El segundo viaje fue por Colombia. Nos citamos en Bogotá. Marina me recogió en el aeropuerto internacional con su nuevo coche negro, blindado. Nos alojamos 2 noches en un hotel de la capital, cerca del Museo del Oro. Paseamos en un free tour por las calles turísticas de La Candelaria y fuimos de visita al lindo pueblo de Raquira. Nos alojamos en Medellín, y viajamos en su coche hacia Cali.

Habíamos cenado en un restaurante de carretera, una comida ligera acompañada de vino blanco bien frío. Se nos hizo tarde, ya era noche cerrada cuando volvíamos hacia el hotel cerca de Cali.

Marina conducía su coche deportivo negro de alta gama, digamos que era un vehículo demasiado llamativo. Circulábamos por la autopista a velocidad media, ella agarrando el volante con las dos manos, trazando las curvas con delicadeza, parecía un vals. Su larga cabellera rizada flotaba en el aire, sus labios carnosos dibujaban una sonrisa, toda su cara reflejaba felicidad; apagándose, no paraba de mirar el retrovisor: dos faros de un coche grande pegados tras el nuestro todo el tiempo.

Marina aceleró, aceleró aumentando a velocidad vertiginosa, yo alternaba mi mirada entre la carretera, nuestros faros que se perdían en cada curva y sus manos firmes con cara decidida. El cuentakilómetros había pasado de 120 y ya estábamos por encima de 190km. El vals se había convertido en concierto heavy, nuestro coche volaba con nosotros dentro, el otro seguía detrás acosándonos; mi corazón se aceleraba. Yo miraba en cada curva los trozos de carretera que se iluminaban y desaparecían rápido, sus manos con agarre firme y el cuentakilómetros, en silencio, con mi pulso alterado; ella había recibido entrenamiento para conducir en situaciones peligrosas.

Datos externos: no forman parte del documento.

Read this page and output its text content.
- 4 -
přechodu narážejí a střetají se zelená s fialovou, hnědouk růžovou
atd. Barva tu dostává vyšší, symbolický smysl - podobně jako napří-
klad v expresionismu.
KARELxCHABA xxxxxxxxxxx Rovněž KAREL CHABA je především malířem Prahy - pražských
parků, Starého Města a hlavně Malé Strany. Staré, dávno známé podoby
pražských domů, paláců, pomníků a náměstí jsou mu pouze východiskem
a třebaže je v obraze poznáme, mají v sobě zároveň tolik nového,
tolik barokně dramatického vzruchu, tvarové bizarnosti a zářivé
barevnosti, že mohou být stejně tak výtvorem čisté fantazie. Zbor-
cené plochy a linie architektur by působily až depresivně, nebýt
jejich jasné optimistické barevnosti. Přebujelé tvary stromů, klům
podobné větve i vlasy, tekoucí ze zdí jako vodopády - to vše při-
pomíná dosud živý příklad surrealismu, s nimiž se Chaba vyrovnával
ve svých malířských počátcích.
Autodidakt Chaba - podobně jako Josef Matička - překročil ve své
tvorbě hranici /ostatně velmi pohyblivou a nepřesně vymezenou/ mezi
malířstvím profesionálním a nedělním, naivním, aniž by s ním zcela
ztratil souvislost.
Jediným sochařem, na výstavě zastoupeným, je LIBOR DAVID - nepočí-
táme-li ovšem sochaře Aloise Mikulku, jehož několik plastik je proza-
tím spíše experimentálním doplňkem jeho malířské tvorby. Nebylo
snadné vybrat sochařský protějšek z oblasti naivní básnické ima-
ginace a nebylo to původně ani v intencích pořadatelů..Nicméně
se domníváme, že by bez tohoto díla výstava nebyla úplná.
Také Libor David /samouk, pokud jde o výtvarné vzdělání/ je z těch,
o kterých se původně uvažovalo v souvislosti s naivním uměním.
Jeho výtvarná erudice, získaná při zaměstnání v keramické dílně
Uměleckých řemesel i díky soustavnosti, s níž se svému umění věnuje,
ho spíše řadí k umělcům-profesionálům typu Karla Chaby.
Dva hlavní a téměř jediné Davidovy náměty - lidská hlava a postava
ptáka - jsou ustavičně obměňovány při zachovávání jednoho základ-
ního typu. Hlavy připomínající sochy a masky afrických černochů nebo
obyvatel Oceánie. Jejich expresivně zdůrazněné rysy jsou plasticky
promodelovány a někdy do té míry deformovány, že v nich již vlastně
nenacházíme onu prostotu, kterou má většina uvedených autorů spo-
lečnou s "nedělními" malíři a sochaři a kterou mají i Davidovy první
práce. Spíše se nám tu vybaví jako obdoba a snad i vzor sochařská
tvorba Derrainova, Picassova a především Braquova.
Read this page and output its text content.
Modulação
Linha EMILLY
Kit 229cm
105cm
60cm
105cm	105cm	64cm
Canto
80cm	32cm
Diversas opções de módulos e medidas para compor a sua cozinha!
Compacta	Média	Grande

Se desvió hacia la derecha por un sendero lateral, era una carretera estrecha de doble sentido, vacía a esa hora, aunque aflojó un poco mantuvo la velocidad por encima de 130; frenó en seco. ¡Ya no nos siguen! —gritó cayendo sobre el volante apoyando la cara sobre los brazos—. Lloraba. Acaricié sus cabellos, acaricié su cuello. Se calmó y seguimos despacio sin mediar palabra hasta llegar al hotel. En nuestra habitación, ya tranquila, me explicó lo ocurrido: un vehículo nos había seguido desde la salida del restaurante: quisieron secuestrarnos.

Aquella noche no pude dormir, aquella noche tuve conciencia de la vida en Colombia, de vivir en peligro, de sentirse siempre acechado, siempre vigilado por guerrilleros, paramilitares y delincuentes comunes. Ya es la segunda vez que nos asaltan problemas por salir de los restaurantes demasiado de noche, antes fue en Marrakech.

Acordamos dejar el coche en un aparcamiento vigilado y tomar un avión hacia la isla de San Andrés, en el Caribe colombiano cerca de Nicaragua. Ya habían pasado las vacaciones de Semana Santa, se marcharon los turistas y la ciudad quedó muy serena; tuvimos unos días de paz. Allí disfrutamos de excursiones en barca, buceando juntos por aguas cristalinas entre peces de colores y admirando hermosas puestas de sol en la playa.

Fue un largo viaje por tierras de Colombia que duró 15 días, siempre atentos a los controles militares y alertados bajo los riesgos de las guerrillas; después, la escapada a las playas de Isla de San Andrés, a la sombra de los cocoteros nos sirvió para relajarnos.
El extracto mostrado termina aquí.